Justo esta última hipótesis, fuese cierta o no, pensaba Oleaux, había suscitado el interés espasmódico del Führer, hasta la obsesión. Bajo expresas órdenes de Hitler, los jerarcas nazis habían reutilizado incluso una máquina para cifrar textos, cuyo nombre era Enigma, pero en una versión más compleja de la original, ideada por el ingeniero Arthur Scherbius en 1918.

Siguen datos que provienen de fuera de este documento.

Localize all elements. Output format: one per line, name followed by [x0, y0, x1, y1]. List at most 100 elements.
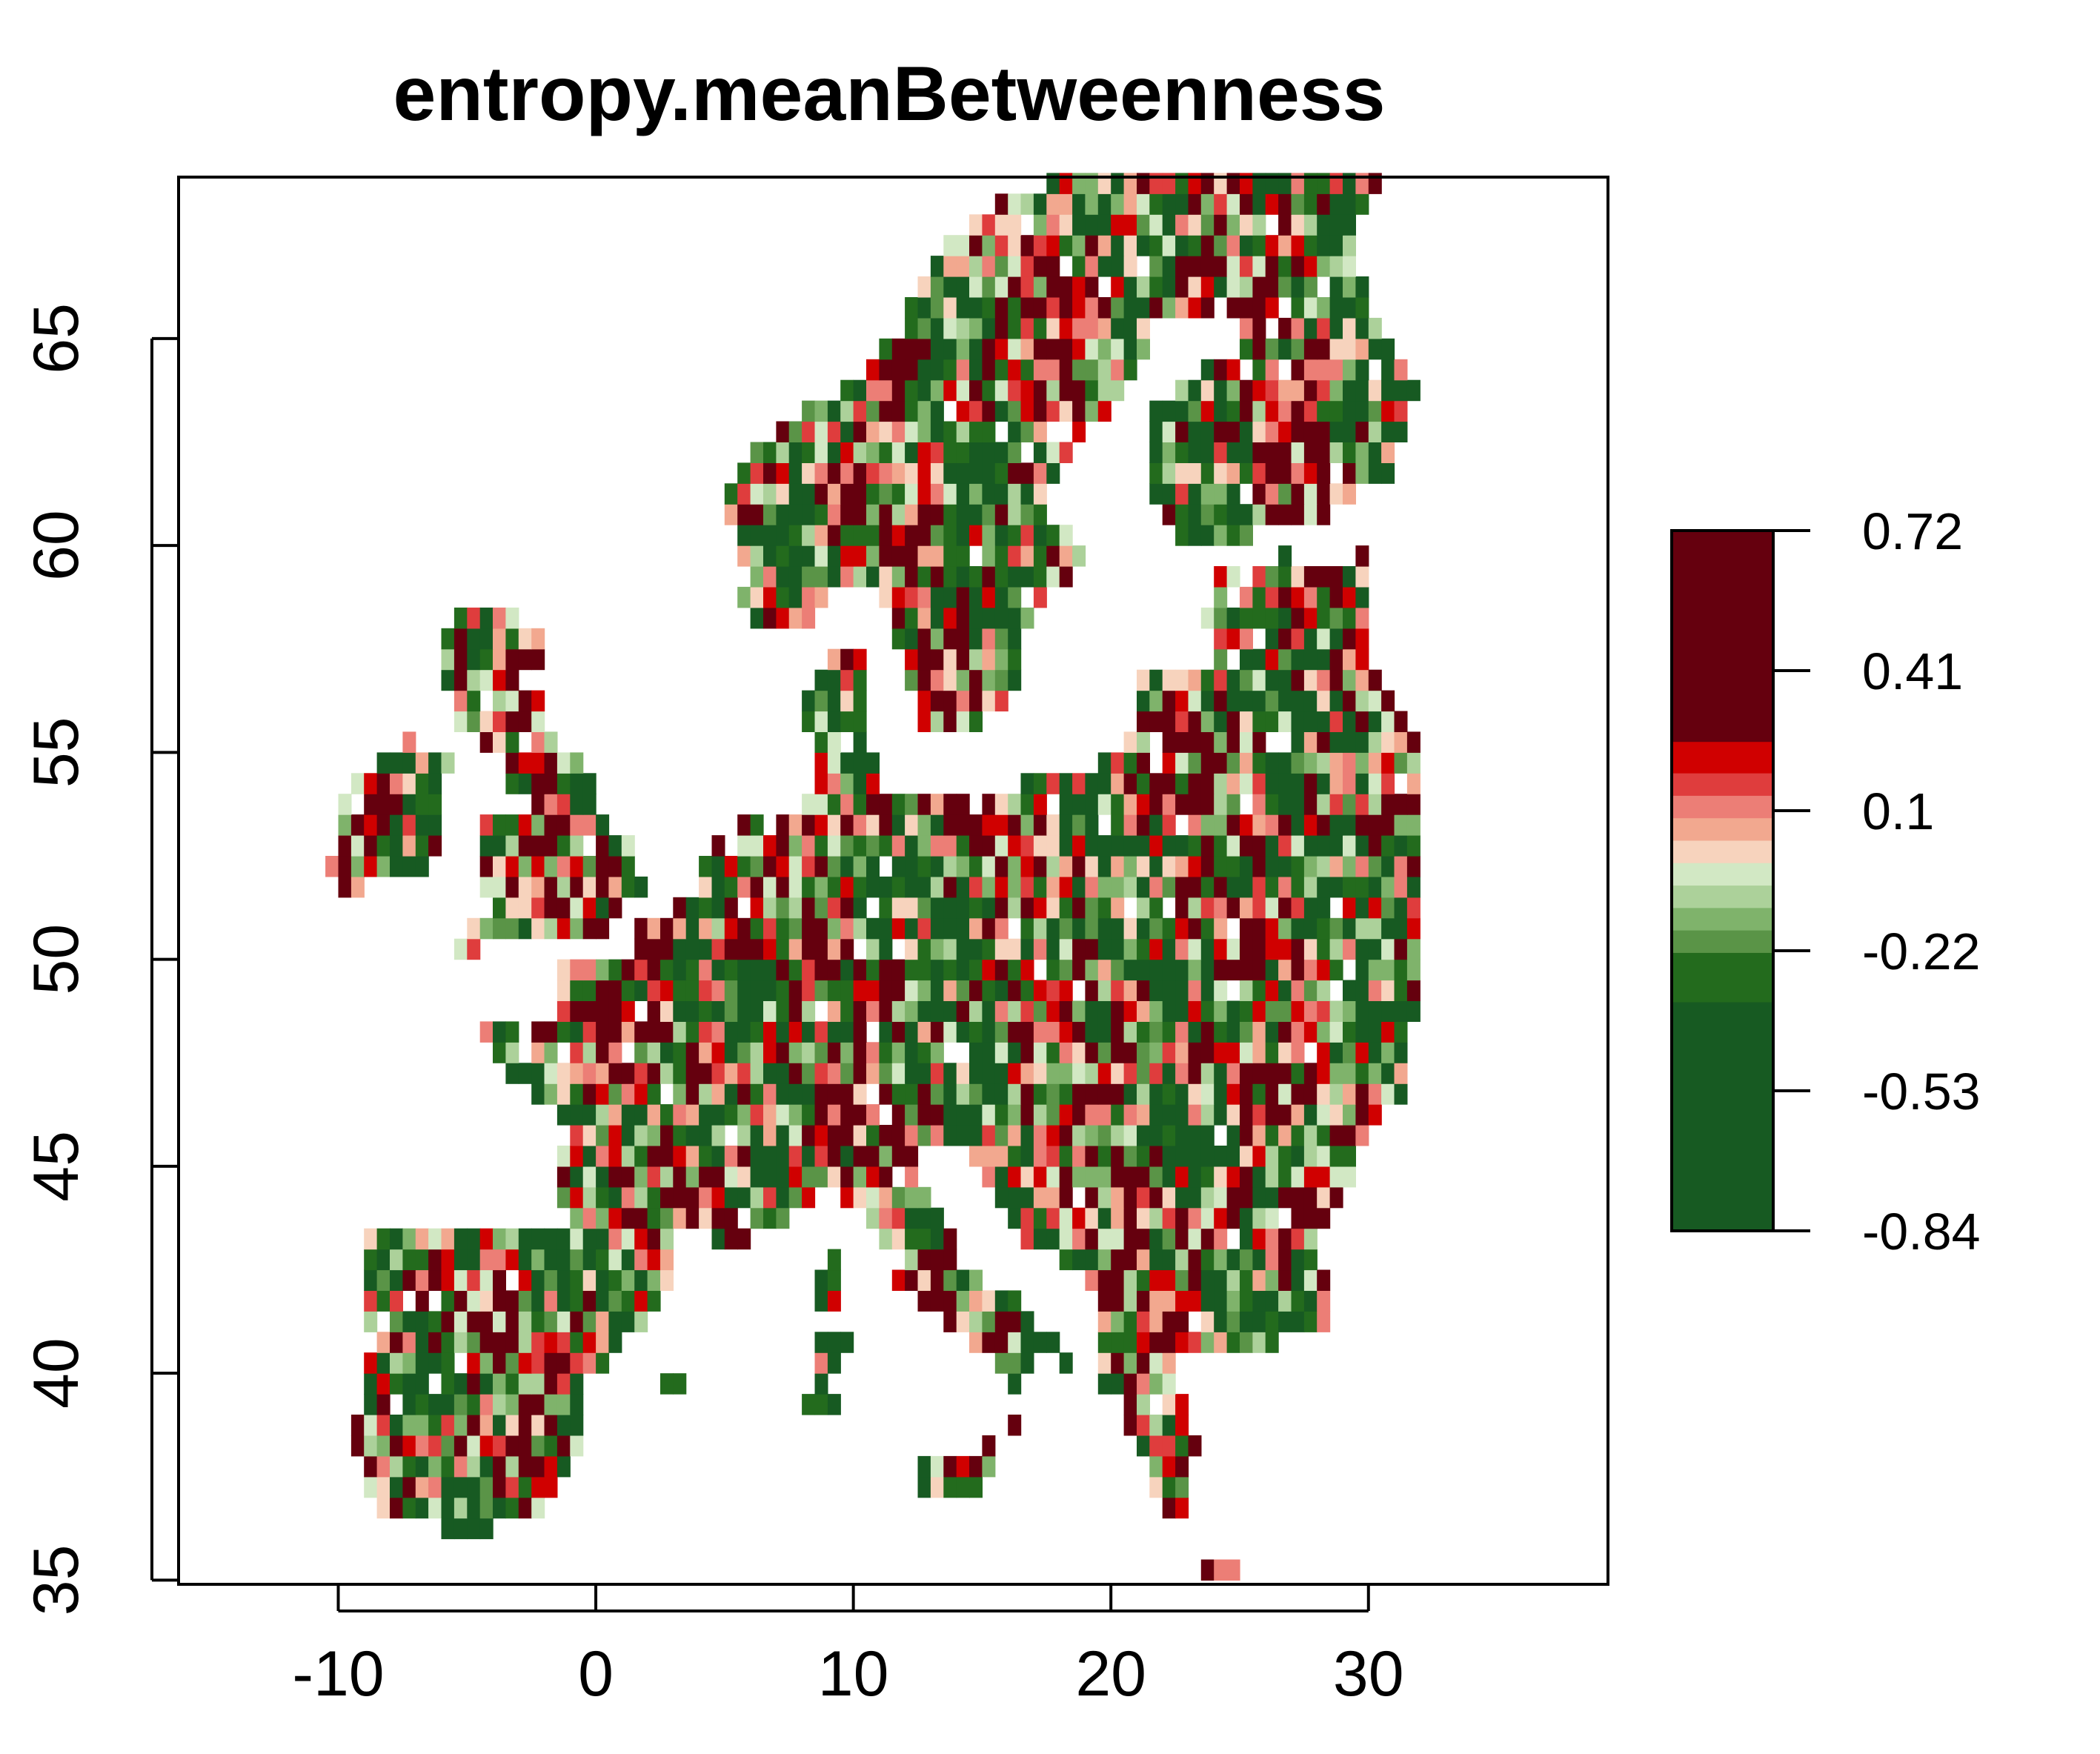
heatmap-cell: [1059, 525, 1073, 546]
heatmap-cell: [866, 752, 880, 774]
heatmap-cell: [1240, 1207, 1253, 1229]
heatmap-cell: [1200, 297, 1215, 319]
heatmap-cell: [827, 1000, 841, 1022]
heatmap-cell: [905, 980, 919, 1001]
heatmap-cell: [1265, 980, 1279, 1001]
heatmap-cell: [1137, 1125, 1150, 1146]
heatmap-cell: [930, 421, 944, 442]
heatmap-cell: [930, 628, 944, 650]
heatmap-cell: [479, 1497, 494, 1519]
heatmap-cell: [376, 814, 391, 836]
heatmap-cell: [788, 1021, 803, 1043]
heatmap-cell: [1355, 1104, 1369, 1126]
heatmap-cell: [1355, 690, 1369, 712]
heatmap-cell: [750, 959, 764, 981]
heatmap-cell: [673, 897, 687, 919]
heatmap-cell: [1226, 1146, 1240, 1167]
heatmap-cell: [1291, 835, 1305, 857]
heatmap-cell: [1123, 1083, 1137, 1105]
heatmap-cell: [1188, 1207, 1202, 1229]
heatmap-cell: [1214, 876, 1228, 898]
heatmap-cell: [956, 711, 970, 732]
heatmap-cell: [930, 1063, 944, 1084]
heatmap-cell: [891, 442, 906, 463]
heatmap-cell: [1317, 752, 1331, 774]
heatmap-cell: [1278, 1228, 1292, 1250]
heatmap-cell: [376, 1269, 391, 1291]
heatmap-cell: [866, 359, 880, 381]
heatmap-cell: [776, 959, 790, 981]
heatmap-cell: [1394, 959, 1408, 981]
heatmap-cell: [1291, 814, 1305, 836]
heatmap-cell: [1033, 917, 1047, 940]
heatmap-cell: [441, 1332, 455, 1353]
heatmap-cell: [827, 1166, 841, 1188]
heatmap-cell: [1033, 421, 1047, 442]
heatmap-cell: [621, 1186, 635, 1209]
heatmap-cell: [1111, 214, 1125, 236]
heatmap-cell: [1278, 193, 1292, 215]
heatmap-cell: [956, 462, 970, 484]
heatmap-cell: [479, 917, 494, 940]
heatmap-cell: [1072, 938, 1086, 960]
heatmap-cell: [1085, 338, 1099, 360]
heatmap-cell: [1291, 586, 1305, 608]
heatmap-cell: [531, 1435, 545, 1457]
heatmap-cell: [956, 1104, 970, 1126]
heatmap-cell: [699, 1063, 713, 1084]
heatmap-cell: [750, 1104, 764, 1126]
heatmap-cell: [634, 1249, 648, 1271]
heatmap-cell: [1111, 276, 1125, 298]
heatmap-cell: [994, 1186, 1009, 1209]
heatmap-cell: [1368, 442, 1382, 463]
legend-band: [1672, 930, 1773, 953]
heatmap-cell: [866, 400, 880, 422]
heatmap-cell: [776, 856, 790, 877]
heatmap-cell: [402, 1476, 416, 1498]
heatmap-cell: [1033, 566, 1047, 588]
heatmap-cell: [673, 1063, 687, 1084]
heatmap-cell: [1137, 959, 1150, 981]
heatmap-cell: [1355, 917, 1369, 940]
legend-tick-label: 0.41: [1862, 642, 1963, 700]
heatmap-cell: [1046, 400, 1060, 422]
heatmap-cell: [634, 959, 648, 981]
heatmap-cell: [1226, 1042, 1240, 1063]
heatmap-cell: [1278, 1290, 1292, 1312]
heatmap-cell: [1226, 442, 1240, 463]
heatmap-cell: [570, 1332, 584, 1353]
heatmap-cell: [1355, 938, 1369, 960]
heatmap-cell: [917, 1186, 931, 1209]
heatmap-cell: [1033, 504, 1047, 525]
heatmap-cell: [1200, 1042, 1215, 1063]
heatmap-cell: [608, 1104, 622, 1126]
heatmap-cell: [1059, 1207, 1073, 1229]
heatmap-cell: [1278, 1249, 1292, 1271]
heatmap-cell: [814, 1269, 828, 1291]
heatmap-cell: [802, 545, 816, 567]
heatmap-cell: [1175, 1332, 1189, 1353]
heatmap-cell: [917, 1290, 931, 1312]
heatmap-cell: [1149, 1476, 1163, 1498]
heatmap-cell: [1175, 1455, 1189, 1478]
heatmap-cell: [1175, 1000, 1189, 1022]
heatmap-cell: [879, 421, 893, 442]
heatmap-cell: [1226, 1269, 1240, 1291]
y-tick-label: 40: [21, 1338, 92, 1409]
heatmap-cell: [1097, 1290, 1112, 1312]
heatmap-cell: [982, 1455, 996, 1478]
heatmap-cell: [982, 442, 996, 463]
heatmap-cell: [570, 1415, 584, 1436]
heatmap-cell: [1033, 1332, 1047, 1353]
heatmap-cell: [1020, 814, 1034, 836]
heatmap-cell: [1072, 1063, 1086, 1084]
heatmap-cell: [1265, 648, 1279, 671]
heatmap-cell: [1046, 1332, 1060, 1353]
heatmap-cell: [802, 690, 816, 712]
heatmap-cell: [1265, 752, 1279, 774]
heatmap-cell: [1329, 442, 1343, 463]
heatmap-cell: [853, 669, 867, 691]
heatmap-cell: [1033, 483, 1047, 505]
heatmap-cell: [1111, 980, 1125, 1001]
heatmap-cell: [1123, 338, 1137, 360]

Enigma cifraba y descifraba los mensajes de manera mecánica y mediante impulsos eléctricos. Cada máquina tenía cinco rotores numerados, distintos entre ellos, y sólo tres de estos eran utilizados en cada una de las sesiones, en un orden y posición diferentes.
Cuando se pulsaba una letra, el primer rotor que había a la derecha giraba un diente. Cuando el primer rotor había cumplido un giro entero (26 pulsaciones, tantas como letras del alfabeto internacional) se ponía en funcionamiento el segundo rotor, que provocaba a su vez otra pulsación.
Después de las 26 pulsaciones del segundo rotor, también el tercero se movía una letra.
Todas estas operaciones hacían que un mensaje pudiese ser descifrado por Enigma con 150 millones de millones de posibles combinaciones diversas.
Y sin embargo, aquel extraño mecanismo, si bien de extrema utilidad para fines bélicos, no había servido para nada a los servicios secretos alemanes para resolver un texto completamente desconocido como aquel que contenía el Manuscrito Voynich.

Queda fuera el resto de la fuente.